Am allermeisten aber liebte Shaggy es, sich auf dem Rücken treiben zu lassen. Sie paddelte dann hinaus in die Mitte der Bucht, legte ihren Kopf zurück, schloss die Augen und ließ sich von den sanften Wellen schaukeln. Die Sonne wärmte ihren Panzer, und das leise Rauschen des Wassers war wie ein Schlaflied. Shaggy war eine Träumerin. Während sie so dahintrieb, stellte sie sich vor, wie die Welt jenseits ihrer Bucht wohl aussehen mochte. Krabbo hatte ihr von der Großen Blauen Strömung erzählt, einem mächtigen Meeresfluss, der weit draußen vorbeizog und Geschichten aus allen Ecken des Ozeans mit sich brachte.

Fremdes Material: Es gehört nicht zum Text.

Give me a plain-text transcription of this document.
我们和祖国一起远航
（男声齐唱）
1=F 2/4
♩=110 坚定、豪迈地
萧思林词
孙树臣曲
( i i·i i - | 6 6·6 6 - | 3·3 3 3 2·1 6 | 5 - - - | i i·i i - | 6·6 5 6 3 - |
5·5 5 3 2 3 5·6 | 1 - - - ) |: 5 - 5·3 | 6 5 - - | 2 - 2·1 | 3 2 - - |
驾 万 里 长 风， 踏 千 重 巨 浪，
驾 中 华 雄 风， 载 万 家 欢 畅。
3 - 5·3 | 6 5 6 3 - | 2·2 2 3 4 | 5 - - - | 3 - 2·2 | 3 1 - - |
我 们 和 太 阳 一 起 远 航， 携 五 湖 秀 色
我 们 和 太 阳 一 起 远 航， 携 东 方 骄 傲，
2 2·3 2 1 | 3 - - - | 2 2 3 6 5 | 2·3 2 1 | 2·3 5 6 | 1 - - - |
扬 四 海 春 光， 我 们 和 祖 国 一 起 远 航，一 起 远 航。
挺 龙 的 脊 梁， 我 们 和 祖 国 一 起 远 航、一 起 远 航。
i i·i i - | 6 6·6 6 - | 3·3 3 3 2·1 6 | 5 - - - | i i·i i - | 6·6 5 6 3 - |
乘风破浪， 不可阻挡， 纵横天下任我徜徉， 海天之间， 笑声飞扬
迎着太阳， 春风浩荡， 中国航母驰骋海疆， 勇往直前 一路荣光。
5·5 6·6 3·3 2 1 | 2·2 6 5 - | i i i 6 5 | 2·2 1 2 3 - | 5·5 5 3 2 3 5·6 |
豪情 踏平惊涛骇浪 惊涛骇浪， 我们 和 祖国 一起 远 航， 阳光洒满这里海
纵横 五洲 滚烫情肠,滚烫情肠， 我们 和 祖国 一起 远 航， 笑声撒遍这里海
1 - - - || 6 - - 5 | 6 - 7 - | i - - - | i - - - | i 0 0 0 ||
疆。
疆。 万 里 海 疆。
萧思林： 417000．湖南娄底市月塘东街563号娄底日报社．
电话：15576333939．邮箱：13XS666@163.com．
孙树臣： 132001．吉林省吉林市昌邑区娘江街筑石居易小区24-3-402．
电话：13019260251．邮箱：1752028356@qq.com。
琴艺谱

An einem besonders warmen Nachmittag, nachdem sie eine besonders große Portion ihrer Lieblingsalgen gefuttert hatte, fühlte sich Shaggy sehr schläfrig. Sie paddelte an ihren Lieblingsplatz, schloss die Augen und döste ein. Sie träumte von fliegenden Fischen und singenden Walen. Doch während sie schlief, geschah etwas, das noch nie zuvor passiert war. Eine ungewöhnlich starke Gezeitenströmung erfasste die schlafende Schildkröte und zog sie langsam, ganz sanft, aus der sicheren Koralen-Bucht hinaus.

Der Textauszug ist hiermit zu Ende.